Bounded sine hyperbolic distribution with applications to real datasets

In this paper, a novel hyperbolic trigonometric probability distribution with a bounded support on (0,1) named the bounded sine hyperbolic (BSH) distribution is proposed. It has a simple closed form cumulative distribution function (CDF). Various structural properties of the distribution are obtained, such as quantile function, moments, entropy, order statistics, reversed order statistics, upper record statistics, residual lifetime function, and reversed residual life function. The distribution exhibits a wide range of shapes with the bathtub shape of the failure rate function (FRF). The performance of the bounded sine hyperbolic distribution has been verified using both mathematical and graphical approaches. Maximum log likelihood estimation (MLE) has been utilized to estimate the unknown parametric values of the BSH distribution. To assess the consistency of the maximum likelihood estimation, a simulation study is conducted. The BSH distribution is compared with established models (unit Lindley, unit Teissier, and unit Rayleigh) using two real-world datasets.
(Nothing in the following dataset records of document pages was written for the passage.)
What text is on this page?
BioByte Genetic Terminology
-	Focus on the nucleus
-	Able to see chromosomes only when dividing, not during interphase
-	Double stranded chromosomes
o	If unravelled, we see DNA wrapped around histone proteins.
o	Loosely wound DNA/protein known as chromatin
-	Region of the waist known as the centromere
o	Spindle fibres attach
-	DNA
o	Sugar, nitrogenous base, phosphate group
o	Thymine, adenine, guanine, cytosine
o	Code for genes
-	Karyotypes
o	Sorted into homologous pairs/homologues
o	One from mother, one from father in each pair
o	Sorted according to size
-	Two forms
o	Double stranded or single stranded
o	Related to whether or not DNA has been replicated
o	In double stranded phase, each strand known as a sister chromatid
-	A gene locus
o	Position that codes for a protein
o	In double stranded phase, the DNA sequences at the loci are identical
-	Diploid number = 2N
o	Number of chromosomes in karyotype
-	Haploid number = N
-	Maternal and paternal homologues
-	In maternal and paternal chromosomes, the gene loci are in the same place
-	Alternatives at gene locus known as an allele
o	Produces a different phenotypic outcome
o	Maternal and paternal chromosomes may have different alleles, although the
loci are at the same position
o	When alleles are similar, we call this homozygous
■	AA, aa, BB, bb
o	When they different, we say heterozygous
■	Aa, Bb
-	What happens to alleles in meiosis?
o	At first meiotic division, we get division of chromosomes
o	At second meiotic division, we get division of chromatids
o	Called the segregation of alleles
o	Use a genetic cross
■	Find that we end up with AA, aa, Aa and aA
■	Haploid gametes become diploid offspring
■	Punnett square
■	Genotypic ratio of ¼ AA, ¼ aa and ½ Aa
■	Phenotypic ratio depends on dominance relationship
Different evaluation criterion and goodness-of-fit statistics, i.e. AIC, AICC, BIC, HQIC, CAIC, Anderson Darling (A*), Cramer Von-Mises (W*), and Kolmogorov–Smirnov (KS) tests, confirm the superiority of the BSH distribution as per numerical values provided in Tables 7 and 8. The lowest values of all these tests demonstrate that the BSH distribution outperforms other related models.